Ma non sono le uniche proposte inserite nella risoluzione. Gibertoni invita la Giunta ad “”attivarsi nei confronti del presidente del Consiglio dei ministri, del ministro dell’Economia, di quello della Salute e dei presidenti delle commissioni Bilancio e Affari sociali e Sanità della Camera e del Senato per ottenere l’adeguamento dell’Iva dal 22% al 4% sulle prestazioni veterinarie e sugli alimenti per animali, un aumento della quota di detraibilità fiscale delle spese medico-veterinarie, l’equiparazione terapeutica tra farmaci umani e veterinari di identica composizione, la regolamentazione dei farmaci generici anche in veterinaria, per i quali non esiste una norma che preveda che essi debbano avere un prezzo di vendita inferiore e la commercializzazione di confezioni di farmaci veterinari commisurate alle patologie alla cui cura sono preposti, con la possibilità di garantire somministrazioni anche minime a costi proporzionali, anche per evitare il rischio di cure fai da te””.
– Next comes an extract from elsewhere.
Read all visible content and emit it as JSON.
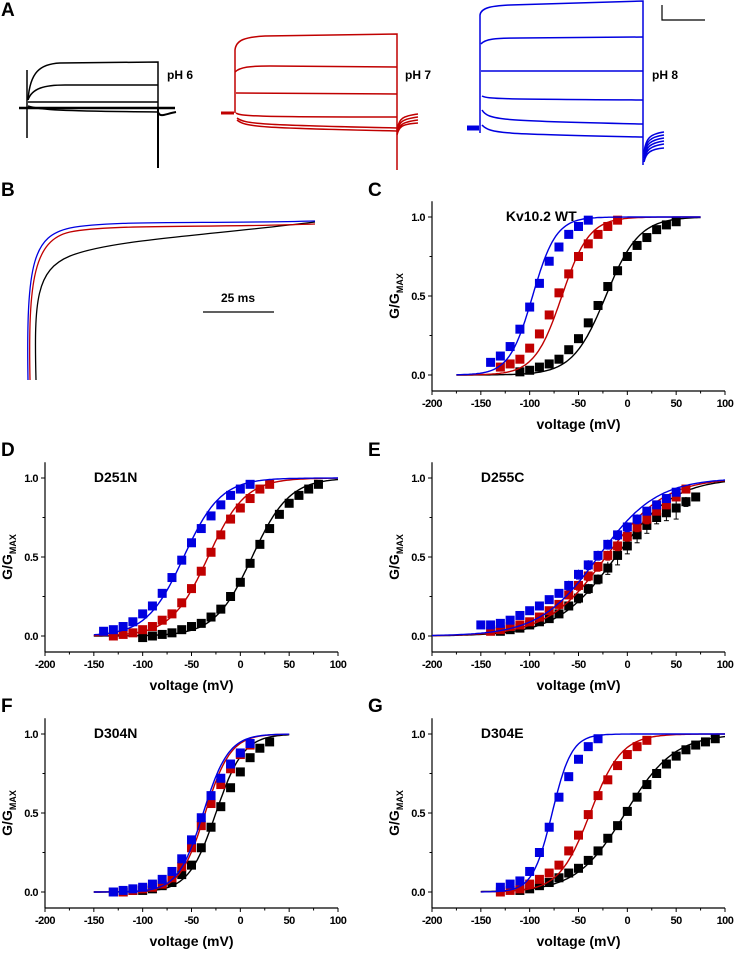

La consigliera ricorda, infatti, che sono “”alcuni anni che le associazioni di protezione degli animali e la categoria dei medici veterinari denunciano che l’Iva sui prodotti alimentari per animali e sulle prestazioni veterinarie è pari al 22% e non agevolata al 10% o al 4%. Di conseguenza – continua – chi vorrebbe adottare un cane, magari liberandolo da canili o rifugi e spesso così sollevando le amministrazioni comunali da ingenti spese di mantenimento, ci ripensa, non potendoselo permettere. L’abbassamento dell’aliquota Iva sugli alimenti per animali renderebbe meno gravoso il costo per il mantenimento di un animale da affezione e incentiverebbe le adozioni””. E aggiunge: “”Le detrazioni Irpef previste sono minime e non sostengono adeguatamente il contribuente. Il rimborso massimo ottenibile per spese veterinarie, indipendentemente dal numero di animali che vivono con il contribuente, è pari a 49,06 euro, ossia il 19% della differenza tra il tetto massimo (387,40 euro) e la franchigia (129,11 euro), situazione valida ancora per l’anno fiscale 2019. Dall’anno fiscale 2020 la cifra di detrazione è stata innalzata dall’ultima legge di bilancio a 70 euro ed è ancora insufficiente””. Infine, Gibertoni porta all’attenzione il problema dei farmaci veterinari: “”Rappresenta un problema grave. Ci sono casi in cui il farmaco è identico nella composizione a quello umano, la cui confezione costa in media 5 volte meno, ma il medico veterinario è costretto a prescrivere quello più costoso, pena una sanzione fino a 9.296 euro””.